Part of the benefit of living far away from your family is that you’re not required to spend hours at anyone’s house for holidays, or stay longer than you want to after dinner, or even use your only vacation days every year to visit them (but you still do and nobody even appreciates it). The downside to living far away from your family is that sometimes you miss stuff, like nieces or nephews who grew up with you only a couple of blocks away and now have to make do (and somehow still feel like you’re connected to them) with Skype.
I Skyped with my nephew last week. We don’t do that as often as we used to, what with the time zone difference and also he’s seven and apparently that’s the new age where all adults are stupid and he has no time for me asking questions anymore because every single one of his responses is dripping with exasperation and attitude. I guess I thought that kind of thing didn’t start until maybe age ten, but along with things like computers and hormones in milk and periods, the pissy part of adolescence has accelerated since I was a kid, and apparently boys today get shitty a lot earlier than they used to.
Aaaaaaand this is all I’m allowing myself to say about it. See, in addition to the general attitude, I learned another nephew-related thing during our Skype conversation and I. Did. Not. Like. It. One. Bit. And like a lot of other things I don’t like, I was initially moved to write something about it. It was the only thing in my head to write about (a flimsy excuse for not having posted in a week), but something kept pulling me back. I decided to give it a shot just to see what happened, but then, midway through the first paragraph, I stopped. It’s not that I liked the situation any more or ran out of things to say, it’s just that I realized that writing about the situation in detail wasn’t very different from posting a Facebook video of kids misbehaving, throwing a tantrum, or being shamed by their parents.
And I hate when people do that to their kids.
Look, I understand that as a parent, you have to deal with your kids stealing all of your sleep, money, time, and whatever that feeling is when you’re not experiencing stomach-churning anxiety and heartbreak every second of your life. Calm? Contentment? Something? I get it. You’re allowed to get those fuckers back every now and then. But I don’t think it’s okay when parents use social media to embarrass their children, especially when the children are just being children. You know, that kind of behavior that you should have been expecting when you decided to have a child in the first place. Kids scream. Kids cry. Kids act like megalomaniacal freakshow lunatics most of the time. You know this, right? Tell me you know this.

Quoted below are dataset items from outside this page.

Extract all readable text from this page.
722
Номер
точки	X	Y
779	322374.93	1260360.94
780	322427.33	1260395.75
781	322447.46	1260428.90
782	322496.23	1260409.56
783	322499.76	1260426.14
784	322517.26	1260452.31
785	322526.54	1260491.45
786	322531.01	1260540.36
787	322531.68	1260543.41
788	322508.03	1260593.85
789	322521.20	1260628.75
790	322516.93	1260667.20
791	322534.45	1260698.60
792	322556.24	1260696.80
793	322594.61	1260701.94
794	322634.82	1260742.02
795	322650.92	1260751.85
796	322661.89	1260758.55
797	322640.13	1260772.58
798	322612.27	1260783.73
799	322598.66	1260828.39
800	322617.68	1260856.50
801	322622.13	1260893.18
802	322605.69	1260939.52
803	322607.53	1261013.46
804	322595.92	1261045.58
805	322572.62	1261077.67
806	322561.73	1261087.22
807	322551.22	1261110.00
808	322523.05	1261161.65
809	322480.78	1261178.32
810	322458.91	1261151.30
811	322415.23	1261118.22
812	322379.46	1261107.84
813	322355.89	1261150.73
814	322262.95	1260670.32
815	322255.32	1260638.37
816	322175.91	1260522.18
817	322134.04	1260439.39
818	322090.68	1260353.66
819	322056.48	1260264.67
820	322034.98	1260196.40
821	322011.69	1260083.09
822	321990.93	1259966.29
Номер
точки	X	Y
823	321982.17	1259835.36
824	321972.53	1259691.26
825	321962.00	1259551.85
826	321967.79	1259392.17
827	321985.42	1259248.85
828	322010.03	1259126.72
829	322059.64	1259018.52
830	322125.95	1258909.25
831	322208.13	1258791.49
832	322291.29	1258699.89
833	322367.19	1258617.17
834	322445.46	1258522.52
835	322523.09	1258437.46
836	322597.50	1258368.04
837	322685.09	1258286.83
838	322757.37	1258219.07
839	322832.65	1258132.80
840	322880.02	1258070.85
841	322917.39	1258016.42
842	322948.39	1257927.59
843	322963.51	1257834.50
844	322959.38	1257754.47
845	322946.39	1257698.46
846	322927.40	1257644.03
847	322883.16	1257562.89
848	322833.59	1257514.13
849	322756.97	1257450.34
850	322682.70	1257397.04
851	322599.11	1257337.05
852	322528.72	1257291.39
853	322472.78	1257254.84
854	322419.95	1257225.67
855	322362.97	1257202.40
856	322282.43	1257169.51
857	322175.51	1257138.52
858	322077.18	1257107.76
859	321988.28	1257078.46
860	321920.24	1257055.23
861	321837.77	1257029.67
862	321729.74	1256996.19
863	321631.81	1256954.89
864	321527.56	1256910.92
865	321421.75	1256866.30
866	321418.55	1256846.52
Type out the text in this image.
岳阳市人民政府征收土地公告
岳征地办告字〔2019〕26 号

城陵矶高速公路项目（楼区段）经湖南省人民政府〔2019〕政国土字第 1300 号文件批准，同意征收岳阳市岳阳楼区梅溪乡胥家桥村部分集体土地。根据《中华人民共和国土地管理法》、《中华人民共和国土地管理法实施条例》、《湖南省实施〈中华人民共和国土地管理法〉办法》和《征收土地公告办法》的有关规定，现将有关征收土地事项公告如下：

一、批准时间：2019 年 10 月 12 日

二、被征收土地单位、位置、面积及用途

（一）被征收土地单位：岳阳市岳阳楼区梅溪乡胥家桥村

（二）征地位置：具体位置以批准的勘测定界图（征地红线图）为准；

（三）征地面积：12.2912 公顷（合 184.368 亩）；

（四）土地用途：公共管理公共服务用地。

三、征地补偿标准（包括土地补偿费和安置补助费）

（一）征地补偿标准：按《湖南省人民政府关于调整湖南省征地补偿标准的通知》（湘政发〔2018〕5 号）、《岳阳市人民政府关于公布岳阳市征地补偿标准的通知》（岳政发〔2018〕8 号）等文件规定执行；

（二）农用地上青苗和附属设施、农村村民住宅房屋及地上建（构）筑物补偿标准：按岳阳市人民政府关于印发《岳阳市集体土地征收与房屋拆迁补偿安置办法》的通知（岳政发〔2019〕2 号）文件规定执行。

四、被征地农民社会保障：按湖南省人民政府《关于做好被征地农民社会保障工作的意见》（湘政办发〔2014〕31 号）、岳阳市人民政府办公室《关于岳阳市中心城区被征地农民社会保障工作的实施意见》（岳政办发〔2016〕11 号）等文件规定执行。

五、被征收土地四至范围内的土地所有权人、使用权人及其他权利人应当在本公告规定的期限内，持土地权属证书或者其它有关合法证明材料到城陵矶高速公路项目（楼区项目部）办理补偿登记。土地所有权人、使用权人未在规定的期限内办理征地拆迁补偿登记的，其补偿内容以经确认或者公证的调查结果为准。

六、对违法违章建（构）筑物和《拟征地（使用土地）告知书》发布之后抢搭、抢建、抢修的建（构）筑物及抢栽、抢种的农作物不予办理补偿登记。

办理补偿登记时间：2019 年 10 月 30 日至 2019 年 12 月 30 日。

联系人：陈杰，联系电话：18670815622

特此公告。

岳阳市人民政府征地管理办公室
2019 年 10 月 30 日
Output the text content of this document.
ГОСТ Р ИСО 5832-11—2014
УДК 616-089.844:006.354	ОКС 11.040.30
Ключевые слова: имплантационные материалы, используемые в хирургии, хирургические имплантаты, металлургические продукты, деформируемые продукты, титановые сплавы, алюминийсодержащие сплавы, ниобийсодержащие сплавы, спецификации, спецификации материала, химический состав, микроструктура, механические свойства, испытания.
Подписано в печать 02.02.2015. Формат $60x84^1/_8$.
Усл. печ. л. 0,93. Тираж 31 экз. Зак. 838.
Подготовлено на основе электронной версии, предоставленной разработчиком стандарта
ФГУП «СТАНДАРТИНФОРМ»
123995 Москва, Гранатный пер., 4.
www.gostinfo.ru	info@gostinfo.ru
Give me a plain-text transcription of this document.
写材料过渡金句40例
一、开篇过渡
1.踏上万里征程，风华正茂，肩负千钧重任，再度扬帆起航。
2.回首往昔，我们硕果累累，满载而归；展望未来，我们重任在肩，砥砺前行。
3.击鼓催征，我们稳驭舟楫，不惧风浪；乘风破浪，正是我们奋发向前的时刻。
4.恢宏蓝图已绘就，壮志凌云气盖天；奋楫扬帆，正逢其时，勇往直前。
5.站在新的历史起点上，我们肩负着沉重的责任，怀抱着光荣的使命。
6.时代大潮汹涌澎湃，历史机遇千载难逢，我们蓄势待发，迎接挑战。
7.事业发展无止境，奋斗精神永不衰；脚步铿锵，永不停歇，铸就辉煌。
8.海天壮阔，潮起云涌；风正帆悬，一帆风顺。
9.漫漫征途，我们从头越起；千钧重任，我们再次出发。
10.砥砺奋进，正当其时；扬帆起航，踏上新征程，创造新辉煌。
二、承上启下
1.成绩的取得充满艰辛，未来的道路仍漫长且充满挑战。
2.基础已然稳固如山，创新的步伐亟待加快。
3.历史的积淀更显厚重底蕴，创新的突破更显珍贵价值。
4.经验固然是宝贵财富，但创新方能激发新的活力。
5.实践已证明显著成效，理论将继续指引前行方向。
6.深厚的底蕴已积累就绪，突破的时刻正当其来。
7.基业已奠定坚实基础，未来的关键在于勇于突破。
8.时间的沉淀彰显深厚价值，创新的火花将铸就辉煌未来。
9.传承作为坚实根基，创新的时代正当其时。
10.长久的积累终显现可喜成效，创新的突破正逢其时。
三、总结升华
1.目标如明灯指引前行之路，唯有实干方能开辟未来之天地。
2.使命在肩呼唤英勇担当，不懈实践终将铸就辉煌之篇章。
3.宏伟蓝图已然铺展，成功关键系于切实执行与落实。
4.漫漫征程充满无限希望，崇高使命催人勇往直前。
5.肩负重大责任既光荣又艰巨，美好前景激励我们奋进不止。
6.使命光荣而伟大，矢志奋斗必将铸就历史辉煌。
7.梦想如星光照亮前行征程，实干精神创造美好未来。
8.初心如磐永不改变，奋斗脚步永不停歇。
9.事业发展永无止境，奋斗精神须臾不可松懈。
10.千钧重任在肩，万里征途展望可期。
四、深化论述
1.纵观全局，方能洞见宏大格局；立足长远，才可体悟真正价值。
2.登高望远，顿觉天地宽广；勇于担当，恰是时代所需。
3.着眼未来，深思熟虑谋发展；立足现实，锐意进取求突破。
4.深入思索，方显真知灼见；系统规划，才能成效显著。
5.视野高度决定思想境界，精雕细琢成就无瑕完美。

I know this, and having seen a few tantrums in my time, I get that some of the kid-related assholery is a lot more funny than it is tragic. I also get that once you live with that sort of thing, there’s some satisfaction in getting laughs or commiseration by sharing the information. But when you habitually post videos of your child’s screamy tirades on Facebook and you’re laughing behind the camera, I mean, who do you think looks like the bigger shithead in that scenario?
(Hint: it’s not your kid.)
I am thankful every day that the Internet in its current form did not exist when I was a kid, or even when I was a teenager. Mostly because I’m certain I would have handily humiliated myself about a thousand times a day back when my brain was ruled by hormones and I had only a vague understanding of personal boundaries. But now, looking through my Facebook feed every day, I’m thankful that my parents didn’t have access to the Internet, either, because I’m not really comfortable with the idea that every dumb thing I said or every dumb thing they didn’t like about me could have been posted across the largest social network in the world for every single person they knew to see in detail.
Think about that next time you want to gripe about your children. When you’re not just griping, I mean. Just griping is fine. You’re allowed to complain or admit that your kids aren’t perfect or express a desire to leave them in the backyard while you run shrieking down the street towards the nearest bar. That’s normal.
But when you continually document your child’s distress for the purpose of mocking them in a public space, you’re crossing a line. You’re violating an implicit trust you hold with them as their parent and provider, and more than that, you’re holding up their poor behavior not as an example of how unreasonable they are (because what 5-year-old isn’t unreasonable?!), but as an example of your own crap parenting skills.
And eventually, I won’t feel sympathy or pity for the person filming a 3am meltdown. I’ll feel sympathy and pity for the kid, because they’ve spent their entire life being made trivial by their own parents.